The intertwining of the personal and the political is at the heart of Christie Hodgen’s Boy Meets Girl, a smart, funny novel.
In 1992, rich Ben meets poor-ish Sam in a New Hampshire sandwich shop. Ben is working on a political campaign with Kurtz and Boris, two colorful characters whose bickering adds energy to his observations of American campaign politics. Days before, Sam met Bill Clinton; these two meetings become glowing etchings in her mind.
This is a tender, humanistic dissection of the on-again, off-again romance between Ben and Sam. Ben becomes a New York therapist and almost gets married; Sam becomes a literature professor in a Midwest college and has an unplanned pregnancy. They love each other, but can’t seem to meet on equal grounds. They toggle between love and friendship.
And Ben and Sam’s circumstances are shared against manifold accounts of American politics: the book covers Bill Clinton’s election, September 11, 2001, the invasion of Iraq, the housing-bubble burst, Occupy Wall Street, Guantanamo, and Hillary Clinton’s bid for the presidency. Ben and Sam’s ruminations and exchanges include trenchant commentary on these events, incorporating references from culture and literature and subtle, often mordant humor.

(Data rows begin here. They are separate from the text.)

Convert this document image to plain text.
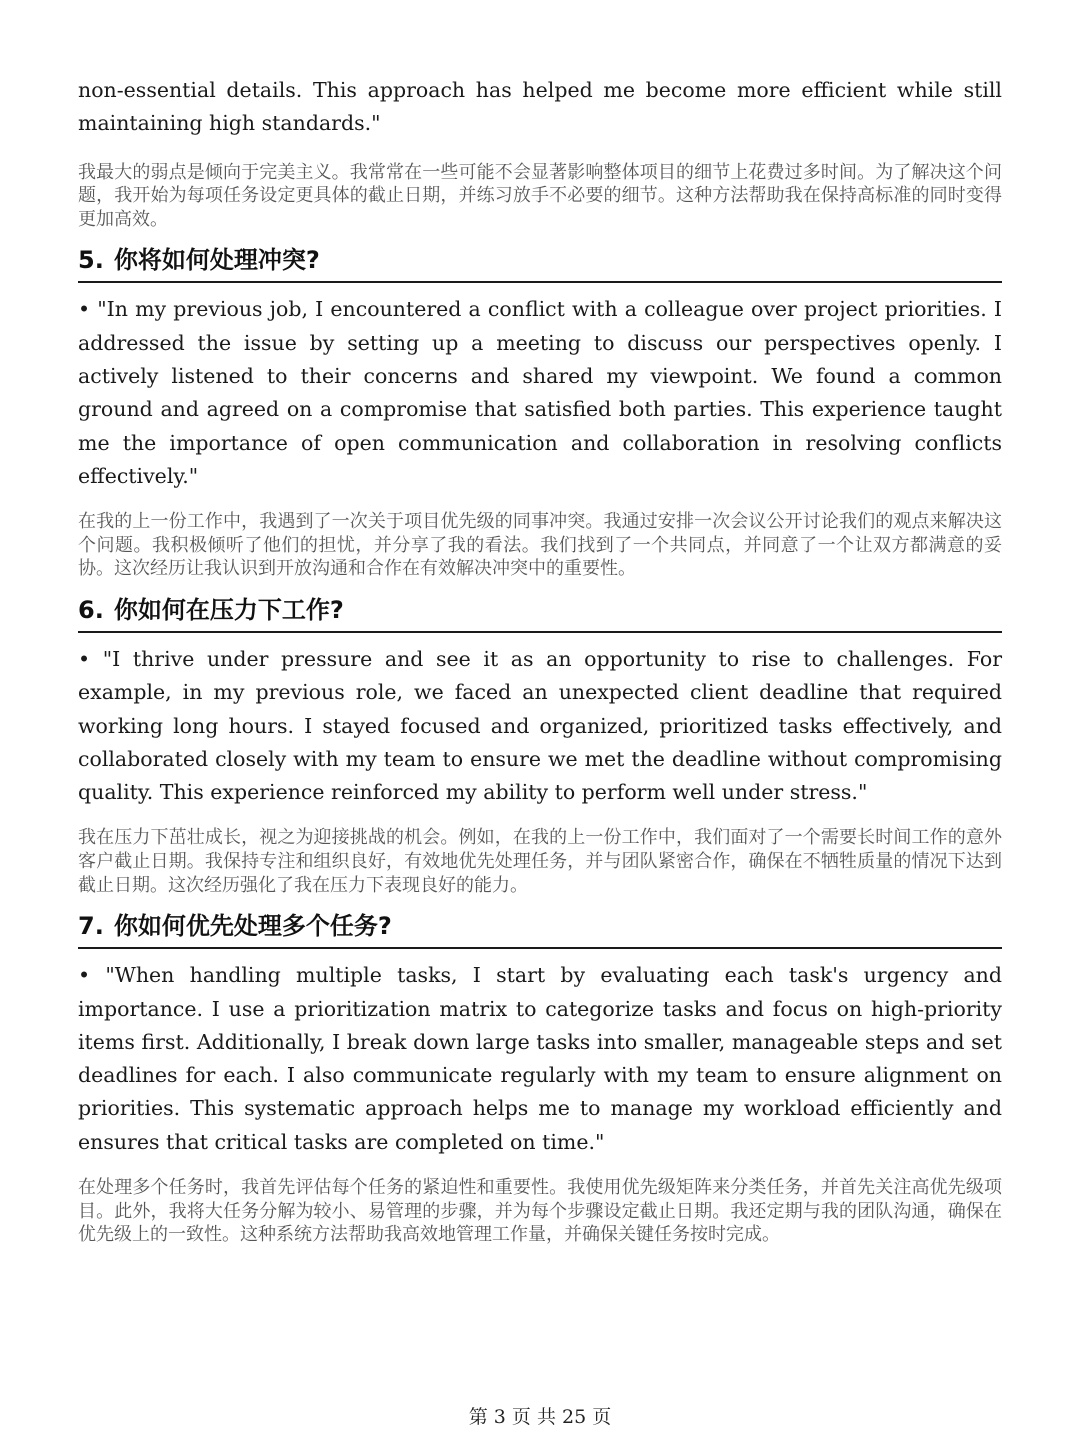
non-essential details. This approach has helped me become more efficient while still maintaining high standards."

我最大的弱点是倾向于完美主义。我常常在一些可能不会显著影响整体项目的细节上花费过多时间。为了解决这个问题，我开始为每项任务设定更具体的截止日期，并练习放手不必要的细节。这种方法帮助我在保持高标准的同时变得更加高效。

5. 你将如何处理冲突?

• "In my previous job, I encountered a conflict with a colleague over project priorities. I addressed the issue by setting up a meeting to discuss our perspectives openly. I actively listened to their concerns and shared my viewpoint. We found a common ground and agreed on a compromise that satisfied both parties. This experience taught me the importance of open communication and collaboration in resolving conflicts effectively."

在我的上一份工作中，我遇到了一次关于项目优先级的同事冲突。我通过安排一次会议公开讨论我们的观点来解决这个问题。我积极倾听了他们的担忧，并分享了我的看法。我们找到了一个共同点，并同意了一个让双方都满意的妥协。这次经历让我认识到开放沟通和合作在有效解决冲突中的重要性。

6. 你如何在压力下工作?

• "I thrive under pressure and see it as an opportunity to rise to challenges. For example, in my previous role, we faced an unexpected client deadline that required working long hours. I stayed focused and organized, prioritized tasks effectively, and collaborated closely with my team to ensure we met the deadline without compromising quality. This experience reinforced my ability to perform well under stress."

我在压力下茁壮成长，视之为迎接挑战的机会。例如，在我的上一份工作中，我们面对了一个需要长时间工作的意外客户截止日期。我保持专注和组织良好，有效地优先处理任务，并与团队紧密合作，确保在不牺牲质量的情况下达到截止日期。这次经历强化了我在压力下表现良好的能力。

7. 你如何优先处理多个任务?

• "When handling multiple tasks, I start by evaluating each task's urgency and importance. I use a prioritization matrix to categorize tasks and focus on high-priority items first. Additionally, I break down large tasks into smaller, manageable steps and set deadlines for each. I also communicate regularly with my team to ensure alignment on priorities. This systematic approach helps me to manage my workload efficiently and ensures that critical tasks are completed on time."

在处理多个任务时，我首先评估每个任务的紧迫性和重要性。我使用优先级矩阵来分类任务，并首先关注高优先级项目。此外，我将大任务分解为较小、易管理的步骤，并为每个步骤设定截止日期。我还定期与我的团队沟通，确保在优先级上的一致性。这种系统方法帮助我高效地管理工作量，并确保关键任务按时完成。

第 3 页 共 25 页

As the novel zigzags between 1992 and 2017, its temporal interludes become evocative of conversations with a therapist. They are poignant in revealing Ben’s emotional paralysis and inability to risk his heart for love, as well as Sam’s patient, almost pathetic, yearning and years of waiting for him. As they pursue happiness, they become aware of how unbridgeable the chasms between them are.
Portraying American political life through the prism of romantic realism, Boy Meets Girl is an ambitious and beautiful trawl through liberal, middle-class America that captures the deep emotional rifts between the haves and the have-nots.